Created Homelessness

In the last 50 years no social housing has been developed in Pakistan except for small schemes by community organizations and NGOs which are not even a drop in the ocean. Grand plans made by the People’s Party and the PML-N governments during their tenures did not materialize.

So one is forced to ask as to how the poor manage to house themselves?

This process in Karachi has been well-documented. Comparatively cheap land is available on the city’s fringe. Living there is unaffordable because of costs involved in traveling to work, absence of education and health facilities, and work for women. As a result the old katchi abadis, which are within or nearer to places of work have densified and so have the houses along the nala. Densification is achieved by building upwards, increasing the number of families in one house, or simply moving part of the family onto the street. The more ecologically dangerous places have the cheapest land and so most of the poorest families live in areas subject to flooding or landslides.

There was a time when katchi abadi residents were confident that their settlements would be regularized. However, for the past 15-20 years the regularization process has been abandoned and under the 2014 Sindh Special Development Board Act, katchi abadis can be handed over to developers for demolition and multi-story reconstruction on “modern” lines. Infrastructure projects have also displaced over 200,000 people in the last decade as a result most displaced families are heavily in debt and their children out of school. This has led to extreme insecurity in all low-income settlements in Karachi which is a major impediment to upward mobility.

As a result of the 2020 floods the government has decided to bulldoze about 12,000 homes along three nalas(demolition along other nalas will follow) who they claim are disrupting the flow of water. In addition, 2948 commercial units are also to be removed.

There are a number of issues that arise out of this situation. The houses being demolished almost always contain more than one family but compensation is being paid per house. Then the notice given for demolition is too short. These houses have been built over time and have been financed primarily by women through BC committees, savings from household expenses, and sale of dowry items such as jewelry. Once demolished the owners have no place to store usable items from their rubble or space to cook so many families stay hungry. Given COVID and inflation, and a change of culture, moving in with friends and relatives is no longer an option. Meanwhile, rents have increased due to inflation and a six-month advance is demanded by landlords. The money offered by the government is not even a small fraction of what is required even for renting purposes.

These low income settlements have an economy that serves the local population and generates jobs. By the removal of commercial activity, this economy and the population it serves are adversely affected.

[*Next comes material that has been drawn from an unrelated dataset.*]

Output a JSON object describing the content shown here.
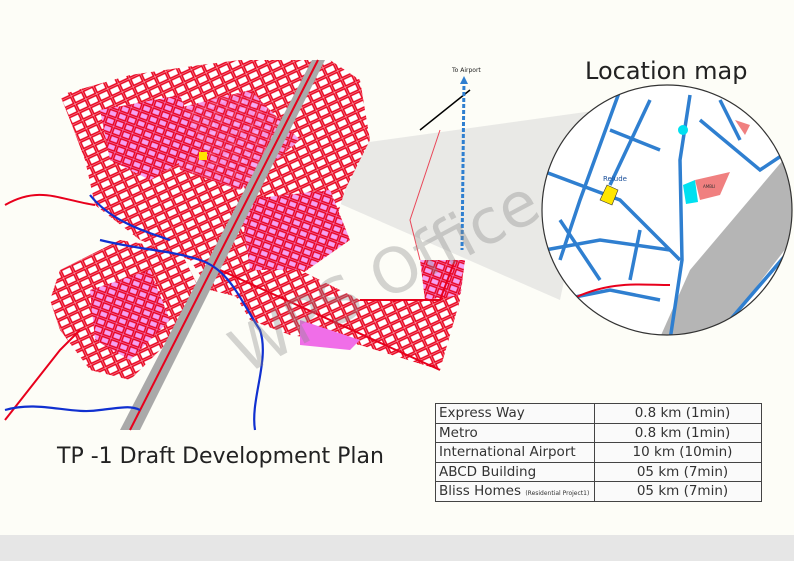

Surveys of the affected population show that most of them have either lost their jobs or their businesses have suffered due to COVID. In most cases one finds one family of six to eight persons living in one room and often one toilet seat for 20 persons. These conditions are enough to shame any Pakistani with a minimum of conscience. With the construction of ML1 (the rail link between Karachi and Islamabad), evictions will increase manifold and will take place all over Pakistan.

One is forced to ask if infrastructure projects have to create homelessness, loss of jobs, debt, and out-of-school children? The construction of the Malir Expressway is demolishing 24 old goths including archeological sites, water reservoirs, and green cover. In the opinion of some experts, there could have been an alignment whereby these goths remained unaffected.

It is imperative that in the future, infrastructure projects should aim at minimizing evictions and that either lump sum compensation or a housing alternative is offered to the affected population.This should be a part of the government’s current housing programme. For instance, the families whose homes were demolished on the KCR’s right of way are both poor and homeless. Their rehabilitation and of others affected by infrastructure projects, at a modest estimate, would be for well over 1 million households in Pakistan. Imran Khan does not have to look for the poor. They are staring him in his face and you cannot punish people for the government’s own failures.

The present demolitions are a watershed in Pakistan’s history. They have been supported by Supreme Court judgments. There has been no effective civil society movement opposing them. They are not a hot subject for the media, human rights organizations, or political parties. Meanwhile illegal construction by the elites of this country is routinely regularized. It seems that we are happy being an apartheid state.

Published in the Daily Dawn on the 16th of March 2021

One Comment

  1. The interests and needs of the poor are clearly not considered important. One even wonders if part of the rationale for such an approach is the hope of not removing poverty, but removing the poor from the city.